Notre Dame de la Paix

Le lendemain matin, je secoue tout le monde pour aller faire une petite promenade de santé, à la découverte des proches environs, à l’altitude de 1 700 mètres. Je réussis à sortir Jean-Louis du lit, avec la promesse d’une sieste après le déjeuner. Il est toujours patraque. Cette fois, nous prenons la route qui monte. C’est étonnant comme le paysage change avec l’altitude. Partis de l’étage des bougainvillées et des palmiers, nous arrivons dans un cadre champêtre à l’herbe grasse où paissent des vaches, aux haies garnies d’hortensias bleus ou blancs, de rosiers qui poussent sous les nuages denses qui maintiennent une humidité et une fraîcheur reconstituantes.
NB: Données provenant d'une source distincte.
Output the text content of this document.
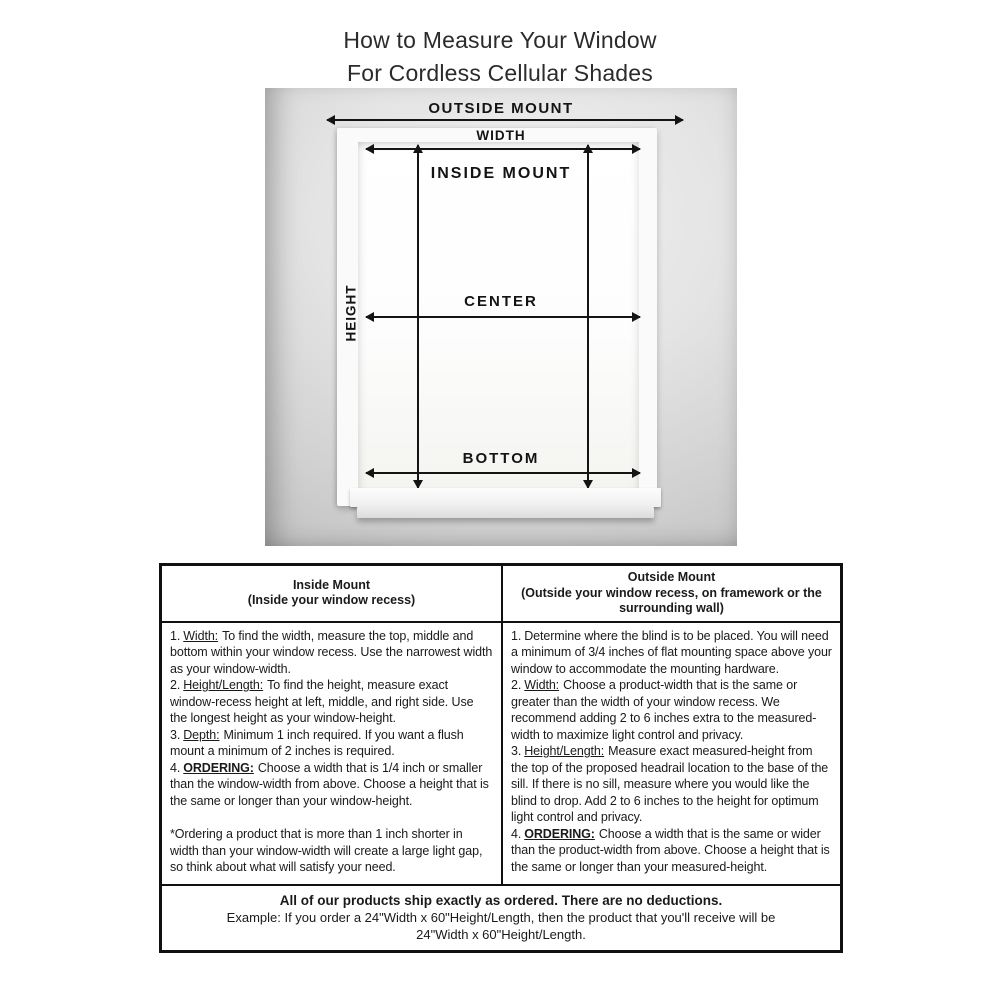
How to Measure Your Window
For Cordless Cellular Shades
OUTSIDE MOUNT
WIDTH
INSIDE MOUNT
HEIGHT	CENTER
BOTTOM
Inside Mount
(Inside your window recess)
Outside Mount
(Outside your window recess, on framework or the surrounding wall)
1. Width: To find the width, measure the top, middle and bottom within your window recess. Use the narrowest width as your window-width.
2. Height/Length: To find the height, measure exact window-recess height at left, middle, and right side. Use the longest height as your window-height.
3. Depth: Minimum 1 inch required. If you want a flush mount a minimum of 2 inches is required.
4. ORDERING: Choose a width that is 1/4 inch or smaller than the window-width from above. Choose a height that is the same or longer than your window-height.
*Ordering a product that is more than 1 inch shorter in width than your window-width will create a large light gap, so think about what will satisfy your need.
1. Determine where the blind is to be placed. You will need a minimum of 3/4 inches of flat mounting space above your window to accommodate the mounting hardware.
2. Width: Choose a product-width that is the same or greater than the width of your window recess. We recommend adding 2 to 6 inches extra to the measured-width to maximize light control and privacy.
3. Height/Length: Measure exact measured-height from the top of the proposed headrail location to the base of the sill. If there is no sill, measure where you would like the blind to drop. Add 2 to 6 inches to the height for optimum light control and privacy.
4. ORDERING: Choose a width that is the same or wider than the product-width from above. Choose a height that is the same or longer than your measured-height.
All of our products ship exactly as ordered. There are no deductions.
Example: If you order a 24"Width x 60"Height/Length, then the product that you'll receive will be
24"Width x 60"Height/Length.
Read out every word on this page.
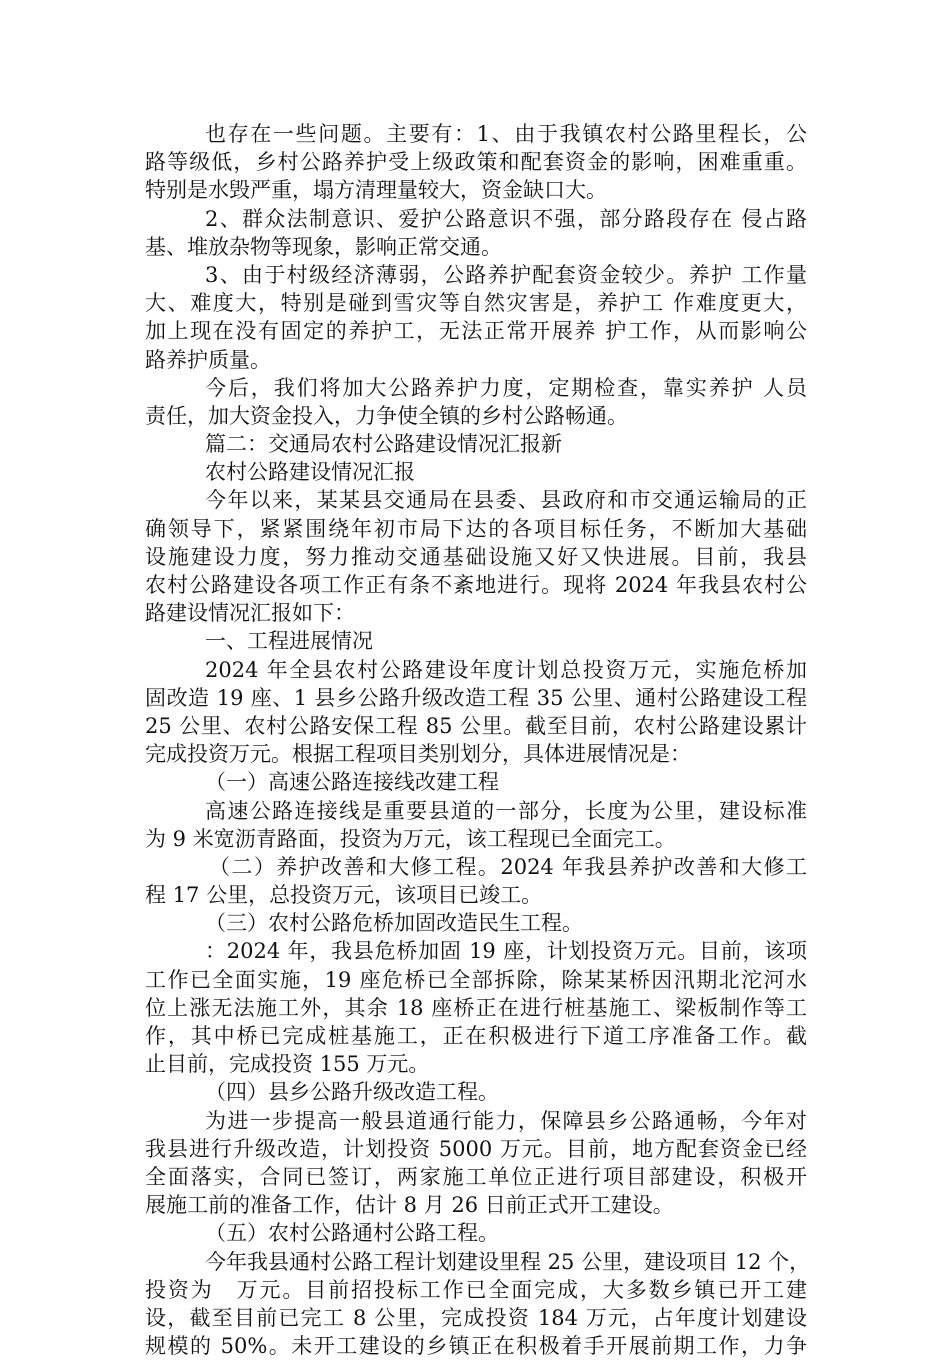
也存在一些问题。主要有：1、由于我镇农村公路里程长，公
路等级低，乡村公路养护受上级政策和配套资金的影响，困难重重。
特别是水毁严重，塌方清理量较大，资金缺口大。
2、群众法制意识、爱护公路意识不强，部分路段存在 侵占路
基、堆放杂物等现象，影响正常交通。
3、由于村级经济薄弱，公路养护配套资金较少。养护 工作量
大、难度大，特别是碰到雪灾等自然灾害是，养护工 作难度更大，
加上现在没有固定的养护工，无法正常开展养 护工作，从而影响公
路养护质量。
今后，我们将加大公路养护力度，定期检查，靠实养护 人员
责任，加大资金投入，力争使全镇的乡村公路畅通。
篇二：交通局农村公路建设情况汇报新
农村公路建设情况汇报
今年以来，某某县交通局在县委、县政府和市交通运输局的正
确领导下，紧紧围绕年初市局下达的各项目标任务，不断加大基础
设施建设力度，努力推动交通基础设施又好又快进展。目前，我县
农村公路建设各项工作正有条不紊地进行。现将 2024 年我县农村公
路建设情况汇报如下：
一、工程进展情况
2024 年全县农村公路建设年度计划总投资万元，实施危桥加
固改造 19 座、1 县乡公路升级改造工程 35 公里、通村公路建设工程
25 公里、农村公路安保工程 85 公里。截至目前，农村公路建设累计
完成投资万元。根据工程项目类别划分，具体进展情况是：
（一）高速公路连接线改建工程
高速公路连接线是重要县道的一部分，长度为公里，建设标准
为 9 米宽沥青路面，投资为万元，该工程现已全面完工。
（二）养护改善和大修工程。2024 年我县养护改善和大修工
程 17 公里，总投资万元，该项目已竣工。
（三）农村公路危桥加固改造民生工程。
：2024 年，我县危桥加固 19 座，计划投资万元。目前，该项
工作已全面实施，19 座危桥已全部拆除，除某某桥因汛期北沱河水
位上涨无法施工外，其余 18 座桥正在进行桩基施工、梁板制作等工
作，其中桥已完成桩基施工，正在积极进行下道工序准备工作。截
止目前，完成投资 155 万元。
（四）县乡公路升级改造工程。
为进一步提高一般县道通行能力，保障县乡公路通畅，今年对
我县进行升级改造，计划投资 5000 万元。目前，地方配套资金已经
全面落实，合同已签订，两家施工单位正进行项目部建设，积极开
展施工前的准备工作，估计 8 月 26 日前正式开工建设。
（五）农村公路通村公路工程。
今年我县通村公路工程计划建设里程 25 公里，建设项目 12 个，
投资为　万元。目前招投标工作已全面完成，大多数乡镇已开工建
设，截至目前已完工 8 公里，完成投资 184 万元，占年度计划建设
规模的 50%。未开工建设的乡镇正在积极着手开展前期工作，力争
Malgré tout, nous voyons que nous sommes sous les tropiques car la végétation conserve des essences typiques de ces régions. Des panneaux explicatifs sont dressés le long du sentier botanique, qui indiquent les plantes les plus caractéristiques : le tan rouge, le change-écorce, le joli cœur, le fanjan (fougère arborescente) et les plantes épiphytes (qui se servent d’autres plantes comme support, mais non comme source de nourriture) comme l’ananas marron (ou faux ananas), l’orchidée et la fougère, ainsi que le lichen (usnée barbue). Je vois également mentionnés la liane arabique ou marabit (clematis mauritiana), la liane croc de chien ou esquine, la liane savon, le petit bois de Rempart des Hauts.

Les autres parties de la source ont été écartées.